Reading on, we see that even those Jews that had left God can return to Him through Christ in verse 24: “For if you were cut out of the olive tree which is wild by nature, and were grafted contrary to nature into a cultivated olive tree, how much more will these, who are natural branches, be grafted into their own olive tree?”

Paul begins the conclusion of chapter 11 by quoting from Isaiah 59:20-21, making the point that the Gentiles have all obtained mercy through the disobedience of Israel. Indeed, the sins of Israel are taken away through Jesus, but their disobedience opens up the door for mercy; such is the nature of God. If Israel had accepted Christ absolutely, there would not have been the need for mercy. But, since many rejected Him, God’s mercy is needed for reconciliation and those at first disbelieving Jews can access God through Christ by the same mercy that blesses the Gentiles.

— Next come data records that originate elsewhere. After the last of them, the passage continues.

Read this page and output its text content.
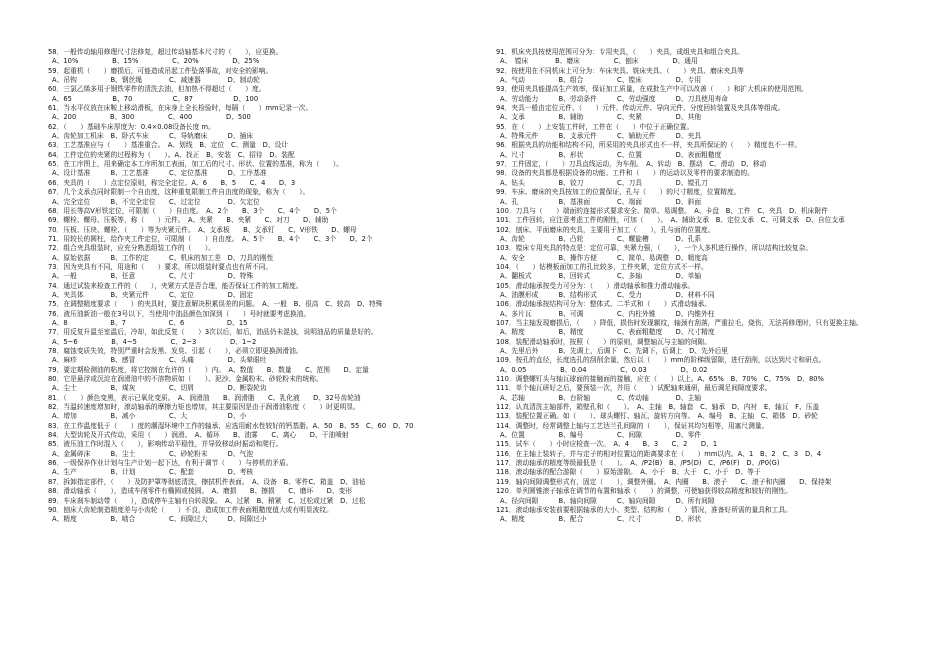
58．一般传动轴用修理尺寸法修复，超过传动轴基本尺寸的（　　），应更换。
A、10%　　　　　B、15%　　　　　C、20%　　　　　D、25%
59．起重机（　　）磨损后，可能造成吊起工件坠落事故，对安全的影响。
A、吊钩　　　　　B、钢丝绳　　　　C、减速器　　　　D、制动轮
60．三氯乙烯多用于钢铁零件的清洗去油，但加热不得超过（　　）度。
A、65　　　　　　B、70　　　　　　C、87　　　　　　D、100
61．当水平仪放在床鞍上移动滑板，在床身上全长检验时，每隔（　　）mm记录一次。
A、200　　　　　B、300　　　　　C、400　　　　　D、500
62．（　　）基础车床厚度为：0.4×0.08设备长度 m。
A、齿轮加工机床　B、卧式车床　　　C、导轨磨床　　　D、插床
63．工艺基准应与（　　）基准重合。　A、划线　B、定位　C、测量　D、设计
64．工件定位的夹紧的过程称为（　　）。A、找正　B、安装　C、招待　D、装配
65．在工序图上，用来确定本工序所加工表面，加工后的尺寸、形状、位置的基准，称为（　　）。
A、设计基准　　　B、工艺基准　　　C、定位基准　　　D、工序基准
66．夹具的（　　）点定位原则，称完全定位。A、6　　B、5　　C、4　　D、3
67．几个支承点同时限制一个自由度，这种重复限制工件自由度的现象，称为（　　）。
A、完全定位　　　B、不完全定位　　C、过定位　　　　D、欠定位
68．用长等高V形铁定位，可限制（　　）自由度。　A、2个　　B、3个　　C、4个　　D、5个
69．螺栓、螺母、压板等，称（　　）元件。　A、夹紧　　B、夹紧　　C、对刀　　D、辅助
70．压板、压块、螺栓、（　　）等为夹紧元件。　A、支承板　　B、支承钉　　C、V形铁　　D、螺母
71．用较长的圆柱，给作夹工件定位，可限制（　　）自由度。　A、5个　　B、4个　　C、3个　　D、2个
72．组合夹具组装时，应充分熟悉组装工作的（　　）。
A、原始依据　　　B、工作的定　　　C、机床的加工差　D、刀具的刚性
73．因为夹具有不同，用途和（　　）要求，所以组装时要点也有所不同。
A、一般　　　　　B、任意　　　　　C、尺寸　　　　　D、特殊
74．通过试装来检查工件的（　　），夹紧方式是否合理，能否保证工件的加工精度。
A、夹具体　　　　B、夹紧元件　　　C、定位　　　　　D、固定
75．在调整精度要求（　　）的夹具时，要注意解决积累误差的问题。　A、一般　B、很高　C、较高　D、特殊
76．液压油新油一般在3号以下，当使用中油品颜色加深到（　　）号时就要考虑换油。
A、8　　　　　　 B、7　　　　　　 C、6　　　　　　 D、15
77．用反复升温至室温后，冷却，如此反复（　　）3次以后，如后，油品仍未混浊，说明油品的质量是好的。
A、5~6　　　　　B、4~5　　　　　C、2~3　　　　　D、1~2
78．腐蚀变质失效，特别严重时会发黑、发臭、引起（　　），必须立即更换润滑油。
A、麻疹　　　　　B、感冒　　　　　C、头痛　　　　　D、头晕眼吐
79．要定期检测油的粘度，将它控制在允许的（　　）内。　A、数值　　B、数量　　C、范围　　D、定量
80．它是悬浮或沉淀在润滑油中的不溶物质如（　　）、泥沙、金属粉末、砂轮粉末的统称。
A、尘土　　　　　B、煤灰　　　　　C、切屑　　　　　D、断裂轮齿
81．（　　）颜色变黑，表示已氧化变质。　A、润滑油　　B、润滑脂　　C、乳化液　　D、32号齿轮油
82．当温转速度增加时，滚动轴承的摩擦力矩也增加，其主要原因是由于润滑油粘度（　　）时更明显。
A、增加　　　　　B、减小　　　　　C、大　　　　　　D、小
83．在工作温度低于（　　）度的潮湿环境中工作的轴承，应选用耐水性较好的钙基脂。A、50　B、55　C、60　D、70
84．大型齿轮及开式传动，采用（　　）润滑。　A、循环　　B、油雾　　C、离心　　D、干油喷射
85．液压油工作时混入（　　），影响传动平稳性，并导致移动时振动和爬行。
A、金属碎沫　　　B、尘土　　　　　C、砂轮粉末　　　D、气泡
86．一级保养作业计划与生产计划一起下达，有利于调节（　　）与停机的矛盾。
A、生产　　　　　B、计划　　　　　C、配套　　　　　D、考核
87．拆卸指定部件，（　　）及防护罩等彻底清洗，擦拭机件表面。　A、设备　B、零件C、箱盖　D、油毡
88．滑动轴承（　　），造成车削零件有椭圆或棱圆。　A、磨损　　B、擦损　　C、磨坏　　D、变形
89．车床刹车制动带（　　），造成停车主轴有自转现象。　A、过紧　B、稍紧　C、过松或过紧　D、过松
90．刨床大齿轮制造精度差与小齿轮（　　）不良，造成加工件表面粗糙度值大或有明显波纹。
A、精度　　　　　B、啮合　　　　　C、间隙过大　　　D、间隙过小
91．机床夹具按使用范围可分为：专用夹具，（　　）夹具，成组夹具和组合夹具。
A、　镗床　　　　B、磨床　　　　　C、刨床　　　　　D、通用
92．按使用在不同机床上可分为：车床夹具、铣床夹具、（　　）夹具、磨床夹具等
A、气动　　　　　B、组合　　　　　C、镗床　　　　　D、专用
93．使用夹具能提高生产效率，保证加工质量，在成批生产中可以改善（　　）和扩大机床的使用范围。
A、劳动能力　　　B、劳动条件　　　C、劳动强度　　　D、刀具使用寿命
94．夹具一般由定位元件、（　　）元件、传动元件、导向元件、分度回转装置及夹具体等组成。
A、支承　　　　　B、辅助　　　　　C、夹紧　　　　　D、其他
95．在（　　）上安装工件时，工件在（　　）中位于正确位置。
A、特殊元件　　　B、支承元件　　　C、辅助元件　　　D、夹具
96．根据夹具的功能和结构不同，所采用的夹具形式也不一样，夹具所保证的（　　）精度也不一样。
A、尺寸　　　　　B、形状　　　　　C、位置　　　　　D、表面粗糙度
97．工件固定，（　　）刀具直线运动，为车削。　A、转动　B、摆动　C、滑动　D、移动
98．设备的夹具都是根据设备的功能、工件和（　　）的运动以及零件的要求制造的。
A、钻头　　　　　B、铰刀　　　　　C、刀具　　　　　D、镗孔刀
99．车床、磨床的夹具按加工的位置保证，孔与（　　）的尺寸精度，位置精度。
A、孔　　　　　　B、基准面　　　　C、端面　　　　　D、斜面
100．刀具与（　　）端面的连接形式要求安全、简单、易调整。　A、卡盘　B、工件　C、夹具　D、机床附件
101．工件回转，应注意考虑工件的刚性，可加（　　）。　A、辅助支承　B、定位支承　C、可调支承　D、自位支承
102．刨床、平面磨床的夹具，主要用于加工（　　），孔与面的位置度。
A、齿轮　　　　　B、凸轮　　　　　C、螺旋槽　　　　D、孔系
103．镗床专用夹具的特点是：定位可靠，夹紧力强，（　　），一个人多机进行操作，所以结构比较复杂。
A、安全　　　　　B、操作方便　　　C、简单、易调整　D、精度高
104．（　　）钻模板面加工的孔比较多，工件夹紧，定位方式不一样。
A、翻板式　　　　B、回转式　　　　C、多轴　　　　　D、单轴
105．滑动轴承按受力可分为：（　　）滑动轴承和推力滑动轴承。
A、油膜形成　　　B、结构形式　　　C、受力　　　　　D、材料不同
106．滑动轴承按结构可分为：整体式、二半式和（　　）式滑动轴承。
A、多片瓦　　　　B、可调　　　　　C、内柱外锥　　　D、内锥外柱
107．当主轴发现磨损后，（　　）降低，损伤时发现辗纹，轴颈有刮落，严重拉毛，烧伤，无法再修理时，只有更换主轴。
A、精度　　　　　B、精度　　　　　C、表面粗糙度　　D、尺寸精度
108．装配滑动轴承时，按照（　　）的原则，调整轴瓦与主轴的间隙。
A、先里后外　　　B、先调上，后调下　C、先调下，后调上　D、先外后里
109．按孔的直径，长度选孔的刮削余量，然后以（　　）mm的阶梯级留隙，进行刮削，以达到尺寸和研点。
A、0.05　　　　　B、0.04　　　　　C、0.03　　　　　D、0.02
110．调整螺钉头与轴瓦球面的接触面的接触，应在（　　）以上。A、65%　B、70%　C、75%　D、80%
111．单个轴瓦研好之后，要预装一次，并用（　　）试配轴来通研，最后调足间隙度要求。
A、芯轴　　　　　B、台阶轴　　　　C、传动轴　　　　D、主轴
112．认真清洗主轴部件，箱壁孔和（　　）。　A、主轴　B、轴套　C、轴承　D、内衬　E、轴瓦　F、压盖
113．装配位置正确。如（　　）、球头螺钉、轴瓦、旋转方向等。　A、编号　B、主轴　C、箱体　D、砂轮
114．调整时，经常调整上轴与工艺达兰孔间隙的（　　），保证其均匀相等，用塞尺测量。
A、位置　　　　　B、编号　　　　　C、间隙　　　　　D、零件
115．试车（　　）小时应检查一次。　A、4　　B、3　　C、2　　D、1
116．在主轴上装转子，并与定子的相对位置边的距离要求在（　　）mm以内。A、1　B、2　C、3　D、4
117．滚动轴承的精度等级最低是（　　）。　A、/P2(B)　B、/P5(D)　C、/P6(F)　D、/P0(G)
118．滚动轴承的配合游隙（　　）原始游隙。　A、小于　B、大于　C、小于　D、等于
119．轴向间隙调整形式有，固定（　　），调整外圈。　A、内圈　　B、滚子　　C、滚子和内圈　　D、保持架
120．单列圆锥滚子轴承在调节的布置和轴承（　　）的调整，可使轴获得较高精度和较好的刚性。
A、径向间隙　　　B、轴向间隙　　　C、轴向间隙　　　D、所有间隙
121．滚动轴承安装前要根据轴承的大小、类型、结构和（　　）情况，准备好所需的量具和工具。
A、精度　　　　　B、配合　　　　　C、尺寸　　　　　D、形状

These are not simple concepts, the deep things of God rarely are. The conclusion, then, is fitting. As Paul quotes from both Isaiah 40:13 and Job 41:11, he makes it clear that God’s mind is unknowable. The mystery of Christ was unknown for generations, and no one could have predicted it. God’s decisions to bless and punish then, too, are righteous and appropriate, but still can remain mysterious to those that experience them. No one is in the place to predict or to aid or to charge God. He is everything, and our gratitude and fear should follow:

“”For who has known the mind of the Lord? Or who has become His counselor?” “Or who has first given to Him and it shall be repaid to him?” For of Him and through Him and to Him are all things, to whom be glory forever. Amen.”